Re: RAID1 and data safety?

ptb@xxxxxxxxxxxxxx (Peter T. Breuer) · Tue, 29 Mar 2005 20:43:02 +0200

Luca Berra <bluca@xxxxxxxxxx> wrote:
> On Tue, Mar 29, 2005 at 01:29:22PM +0200, Peter T. Breuer wrote:
> >Neil Brown <neilb@xxxxxxxxxxxxxxx> wrote:
> >> Due to the system crash the data on hdb is completely ignored.  Data
> >
> >Neil - can you explain the algorithm that stamps the superblocks with
> >an event count, once and for all? (until further amendment :-).
> 
> IIRC it is updated at every event (start, stop, add, remove, fail etc...)

Hmm .. I see it updated sometimes twice and sometimes once between a
setfaulty and a hotadd (no writes between). There may be a race.
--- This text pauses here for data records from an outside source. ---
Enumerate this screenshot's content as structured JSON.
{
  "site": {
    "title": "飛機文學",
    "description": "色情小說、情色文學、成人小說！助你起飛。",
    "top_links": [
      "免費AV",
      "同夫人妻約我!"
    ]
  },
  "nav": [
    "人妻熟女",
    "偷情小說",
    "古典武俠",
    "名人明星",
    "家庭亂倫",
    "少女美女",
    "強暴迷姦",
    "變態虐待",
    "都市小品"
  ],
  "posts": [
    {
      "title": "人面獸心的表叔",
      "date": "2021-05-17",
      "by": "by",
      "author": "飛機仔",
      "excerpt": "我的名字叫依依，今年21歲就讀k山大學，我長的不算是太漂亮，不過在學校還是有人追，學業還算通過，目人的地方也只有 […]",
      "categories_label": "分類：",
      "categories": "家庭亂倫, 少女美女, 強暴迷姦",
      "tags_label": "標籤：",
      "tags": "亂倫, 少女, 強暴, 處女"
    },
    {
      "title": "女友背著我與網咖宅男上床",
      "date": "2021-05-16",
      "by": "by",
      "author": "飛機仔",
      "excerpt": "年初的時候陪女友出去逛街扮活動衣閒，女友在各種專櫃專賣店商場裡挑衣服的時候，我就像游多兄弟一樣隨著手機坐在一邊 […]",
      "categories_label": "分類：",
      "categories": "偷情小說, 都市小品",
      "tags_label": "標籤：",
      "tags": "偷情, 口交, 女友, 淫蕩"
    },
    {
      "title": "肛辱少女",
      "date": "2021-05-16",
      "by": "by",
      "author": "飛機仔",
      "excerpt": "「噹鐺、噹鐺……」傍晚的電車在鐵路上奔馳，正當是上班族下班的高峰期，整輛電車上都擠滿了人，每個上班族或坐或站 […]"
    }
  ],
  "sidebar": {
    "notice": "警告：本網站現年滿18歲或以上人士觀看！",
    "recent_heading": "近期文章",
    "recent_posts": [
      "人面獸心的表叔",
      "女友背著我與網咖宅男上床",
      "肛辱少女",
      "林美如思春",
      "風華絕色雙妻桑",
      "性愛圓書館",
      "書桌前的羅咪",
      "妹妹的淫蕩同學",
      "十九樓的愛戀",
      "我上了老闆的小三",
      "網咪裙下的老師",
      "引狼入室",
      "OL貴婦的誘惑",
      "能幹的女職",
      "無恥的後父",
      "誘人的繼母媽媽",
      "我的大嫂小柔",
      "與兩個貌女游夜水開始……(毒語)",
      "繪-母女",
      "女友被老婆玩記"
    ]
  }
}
It's a bit of a problem because when I start a bitmap (which is when a
disk is faulted from the array), I copy the event count at that time to
the bitmap.  When the disk is re-inserted, I look at the event count on
its sb, and see that it may sometimes be one, sometimes two behind the
count on the bitmap.

And then sometimes the array event count jumps by ten or so.

Here's an example:

  md0: repairing old mirror component 300015 (disk 306 >= bitmap 294)

I had done exactly one write on the degraded array. And maybe a
setfaulty and a hotadd. The test cycle before that (exactly the same)
I got:

  md0: repairing old mirror component 300015 (disk 298 >= bitmap 294)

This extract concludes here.